1・世の中には、誰かの裸体、脱衣状態を見たり、肌に触れたりする業務を行う各種の仕事がある
2・そういう業務を「受ける側」には、仕事をしている人から性的な視線を向けられている、性的行為をされているように感じ、嫌がる人がいる
3・そういう仕事は一部は「仕事でやっていることに性的なも何もないですよ」「そんなふうにみられるのは心外だ」といって、「そういう問題はないものと扱う」業務も多い(産婦人科医師など)
4・その一方で、そういう声に配慮しているものもある(警察の身体検査や「助産師は男性は成れない」など)
5・ただ、そういう「配慮」は、要は個々人の評価でなく集団の属性として「男性(という集団)は、女性(という集団)の裸体や肉体への接触に、性的興味を覚えるものだ」という”一般化”が前提となっている。
6・また、逆に、今まで保育園などで放置されていた理由の一つが「幼児、子どもには誰も性的関心は抱かないはずで、そういう幼児の裸体や接触は異性だろうと問題ない」という、”古い感覚での一般化”もあったであろう。
7・さらにいうと「『男性が男性に、女性が女性に』なら、同性への裸体や接触に際し、性的興味はまったく発生しないだろう」という前提と置くのは。

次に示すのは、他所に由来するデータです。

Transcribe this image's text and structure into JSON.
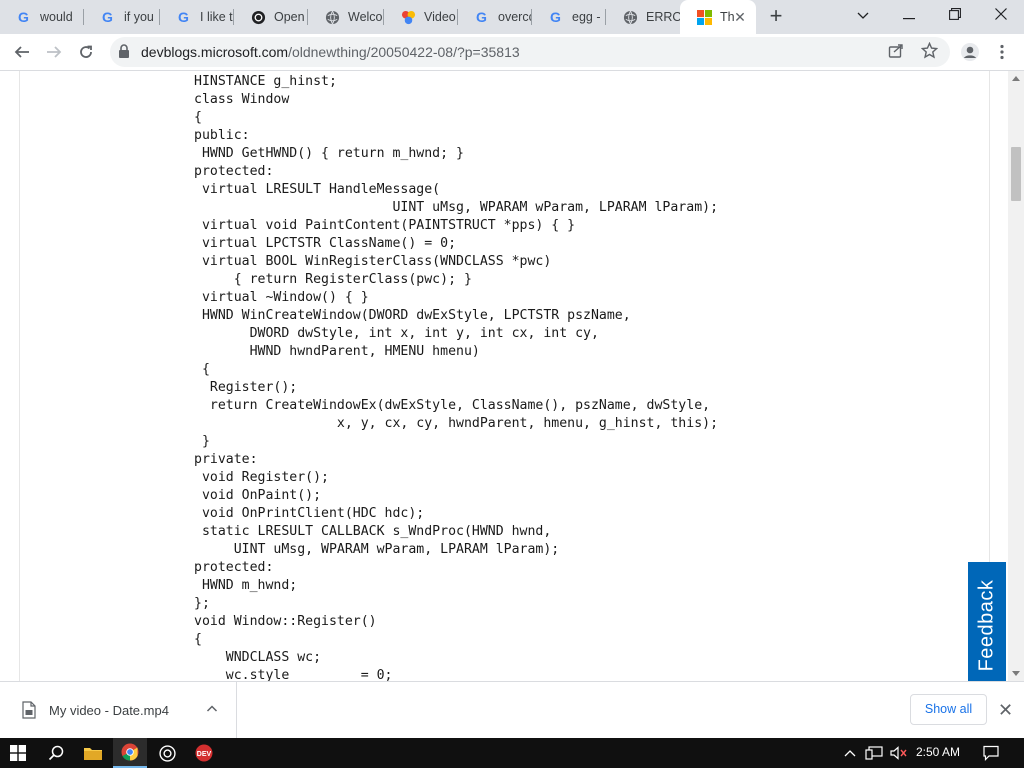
{
  "browser": {
    "tabs": [
      {
        "label": "would",
        "icon": "google-icon"
      },
      {
        "label": "if you",
        "icon": "google-icon"
      },
      {
        "label": "I like t",
        "icon": "google-icon"
      },
      {
        "label": "Open",
        "icon": "openai-icon"
      },
      {
        "label": "Welco",
        "icon": "globe-icon"
      },
      {
        "label": "Video",
        "icon": "colorful-app-icon"
      },
      {
        "label": "overcc",
        "icon": "google-icon"
      },
      {
        "label": "egg -",
        "icon": "google-icon"
      },
      {
        "label": "ERROR",
        "icon": "globe-icon"
      },
      {
        "label": "Th",
        "icon": "microsoft-icon",
        "active": true
      }
    ],
    "new_tab": "+",
    "window_controls": {
      "dropdown": "⌄",
      "minimize": "—",
      "restore": "❐",
      "close": "✕"
    },
    "url_host": "devblogs.microsoft.com",
    "url_path": "/oldnewthing/20050422-08/?p=35813"
  },
  "article": {
    "code_lines": [
      "HINSTANCE g_hinst;",
      "class Window",
      "{",
      "public:",
      " HWND GetHWND() { return m_hwnd; }",
      "protected:",
      " virtual LRESULT HandleMessage(",
      "                         UINT uMsg, WPARAM wParam, LPARAM lParam);",
      " virtual void PaintContent(PAINTSTRUCT *pps) { }",
      " virtual LPCTSTR ClassName() = 0;",
      " virtual BOOL WinRegisterClass(WNDCLASS *pwc)",
      "     { return RegisterClass(pwc); }",
      " virtual ~Window() { }",
      " HWND WinCreateWindow(DWORD dwExStyle, LPCTSTR pszName,",
      "       DWORD dwStyle, int x, int y, int cx, int cy,",
      "       HWND hwndParent, HMENU hmenu)",
      " {",
      "  Register();",
      "  return CreateWindowEx(dwExStyle, ClassName(), pszName, dwStyle,",
      "                  x, y, cx, cy, hwndParent, hmenu, g_hinst, this);",
      " }",
      "private:",
      " void Register();",
      " void OnPaint();",
      " void OnPrintClient(HDC hdc);",
      " static LRESULT CALLBACK s_WndProc(HWND hwnd,",
      "     UINT uMsg, WPARAM wParam, LPARAM lParam);",
      "protected:",
      " HWND m_hwnd;",
      "};",
      "void Window::Register()",
      "{",
      "    WNDCLASS wc;",
      "    wc.style         = 0;"
    ],
    "feedback_label": "Feedback"
  },
  "downloads": {
    "file_name": "My video - Date.mp4",
    "show_all": "Show all"
  },
  "taskbar": {
    "time": "2:50 AM"
  },
  "colors": {
    "accent_blue": "#0067b8",
    "link_blue": "#1a73e8",
    "taskbar": "#101010",
    "tab_strip": "#dee1e6"
  }
}
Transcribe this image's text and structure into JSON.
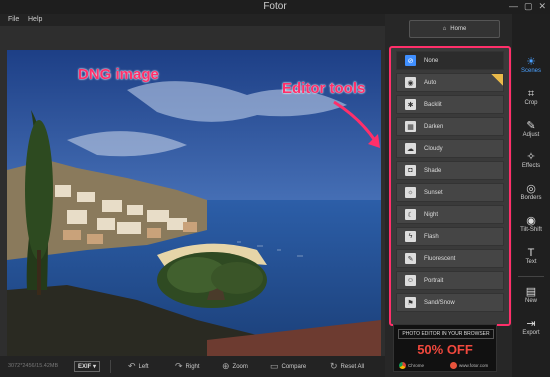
{
  "window": {
    "title": "Fotor",
    "minimize": "—",
    "maximize": "▢",
    "close": "✕"
  },
  "menu": [
    {
      "label": "File"
    },
    {
      "label": "Help"
    }
  ],
  "annotations": {
    "image_label": "DNG image",
    "tools_label": "Editor tools"
  },
  "status": {
    "info": "3072*2456/15.42MB",
    "exif": "EXIF ▾"
  },
  "bottom_tools": [
    {
      "label": "Left",
      "icon": "rotate-left-icon",
      "glyph": "↶"
    },
    {
      "label": "Right",
      "icon": "rotate-right-icon",
      "glyph": "↷"
    },
    {
      "label": "Zoom",
      "icon": "zoom-icon",
      "glyph": "⊕"
    },
    {
      "label": "Compare",
      "icon": "compare-icon",
      "glyph": "▭"
    },
    {
      "label": "Reset All",
      "icon": "reset-icon",
      "glyph": "↻"
    }
  ],
  "panel": {
    "home_label": "Home",
    "scenes": [
      {
        "label": "None",
        "glyph": "⊘",
        "selected": true
      },
      {
        "label": "Auto",
        "glyph": "◉"
      },
      {
        "label": "Backlit",
        "glyph": "✱"
      },
      {
        "label": "Darken",
        "glyph": "▦"
      },
      {
        "label": "Cloudy",
        "glyph": "☁"
      },
      {
        "label": "Shade",
        "glyph": "◘"
      },
      {
        "label": "Sunset",
        "glyph": "☼"
      },
      {
        "label": "Night",
        "glyph": "☾"
      },
      {
        "label": "Flash",
        "glyph": "ϟ"
      },
      {
        "label": "Fluorescent",
        "glyph": "✎"
      },
      {
        "label": "Portrait",
        "glyph": "☺"
      },
      {
        "label": "Sand/Snow",
        "glyph": "⚑"
      }
    ],
    "ad": {
      "headline": "PHOTO EDITOR IN YOUR BROWSER",
      "offer": "50% OFF",
      "browser": "Chrome",
      "site": "www.fotor.com"
    }
  },
  "tools": [
    {
      "label": "Scenes",
      "glyph": "☀",
      "active": true
    },
    {
      "label": "Crop",
      "glyph": "⌗"
    },
    {
      "label": "Adjust",
      "glyph": "✎"
    },
    {
      "label": "Effects",
      "glyph": "✧"
    },
    {
      "label": "Borders",
      "glyph": "◎"
    },
    {
      "label": "Tilt-Shift",
      "glyph": "◉"
    },
    {
      "label": "Text",
      "glyph": "T"
    },
    {
      "label": "New",
      "glyph": "▤"
    },
    {
      "label": "Export",
      "glyph": "⇥"
    }
  ],
  "colors": {
    "accent": "#ff2f6a",
    "highlight": "#4aa0ff",
    "offer": "#f0483d"
  }
}
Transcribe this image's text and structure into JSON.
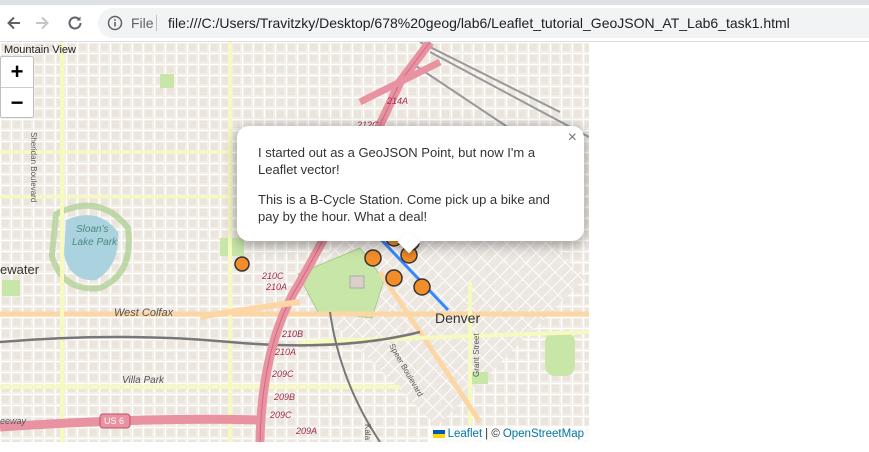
{
  "browser": {
    "url_prefix": "File",
    "url": "file:///C:/Users/Travitzky/Desktop/678%20geog/lab6/Leaflet_tutorial_GeoJSON_AT_Lab6_task1.html"
  },
  "map": {
    "labels": {
      "mountain_view": "Mountain View",
      "sheridan": "Sheridan Boulevard",
      "sloans_lake": "Sloan's Lake Park",
      "sloans_line1": "Sloan's",
      "sloans_line2": "Lake Park",
      "lakewood_partial": "ewater",
      "west_colfax": "West Colfax",
      "villa_park": "Villa Park",
      "denver": "Denver",
      "speer": "Speer Boulevard",
      "grant": "Grant Street",
      "us6": "US 6",
      "freeway_partial": "eeway",
      "exit_214a": "214A",
      "exit_212c": "212C",
      "exit_210c": "210C",
      "exit_210a": "210A",
      "exit_210b": "210B",
      "exit_210a2": "210A",
      "exit_209c": "209C",
      "exit_209b": "209B",
      "exit_209a": "209A",
      "kala": "Kala"
    },
    "zoom_in": "+",
    "zoom_out": "−",
    "popup": {
      "close": "×",
      "line1": "I started out as a GeoJSON Point, but now I'm a Leaflet vector!",
      "line2": "This is a B-Cycle Station. Come pick up a bike and pay by the hour. What a deal!"
    },
    "attribution": {
      "leaflet": "Leaflet",
      "separator": "| ©",
      "osm": "OpenStreetMap"
    },
    "colors": {
      "marker_fill": "#f28d2a",
      "marker_stroke": "#333333",
      "line": "#3388ff",
      "park": "#c8e6a7",
      "water": "#aad3df",
      "motorway": "#e892a2"
    },
    "markers": 7
  }
}
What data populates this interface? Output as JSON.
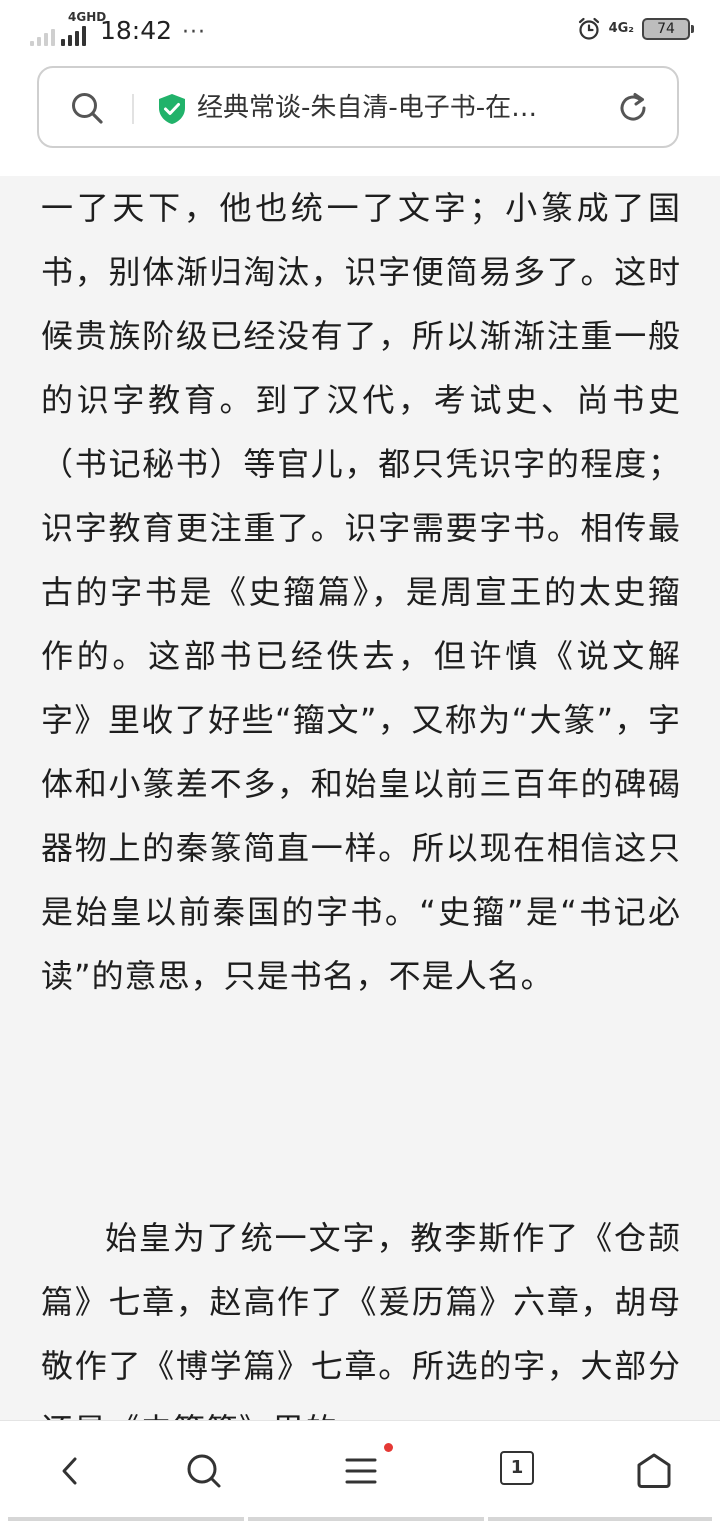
{
  "status_bar": {
    "network_label": "4GHD",
    "time": "18:42",
    "more_dots": "···",
    "network_right": "4G₂",
    "battery": "74"
  },
  "address_bar": {
    "title": "经典常谈-朱自清-电子书-在…"
  },
  "article": {
    "paragraph_1": "一了天下，他也统一了文字；小篆成了国书，别体渐归淘汰，识字便简易多了。这时候贵族阶级已经没有了，所以渐渐注重一般的识字教育。到了汉代，考试史、尚书史（书记秘书）等官儿，都只凭识字的程度；识字教育更注重了。识字需要字书。相传最古的字书是《史籀篇》，是周宣王的太史籀作的。这部书已经佚去，但许慎《说文解字》里收了好些“籀文”，又称为“大篆”，字体和小篆差不多，和始皇以前三百年的碑碣器物上的秦篆简直一样。所以现在相信这只是始皇以前秦国的字书。“史籀”是“书记必读”的意思，只是书名，不是人名。",
    "paragraph_2": "始皇为了统一文字，教李斯作了《仓颉篇》七章，赵高作了《爰历篇》六章，胡母敬作了《博学篇》七章。所选的字，大部分还是《史籀篇》里的"
  },
  "bottom_nav": {
    "tab_count": "1"
  },
  "colors": {
    "accent_green": "#21b26a",
    "notification_red": "#e53935",
    "background": "#f4f4f4"
  }
}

LGBTの存在と権利を認めた社会とは不整合になる。


たぶん、こういう問題が根本をたどればあるのではないかと思うのです。
そしてこれは「理屈を突き詰めたときの結論」と「実感、経験則」にまったく大きな、かい離がある。それは統計的に、LGBT層は5−7%しかいないし、小児を対象とすれば統計的にはもっと小さくなるだろうから統計的な議論では実感のほうが正しい。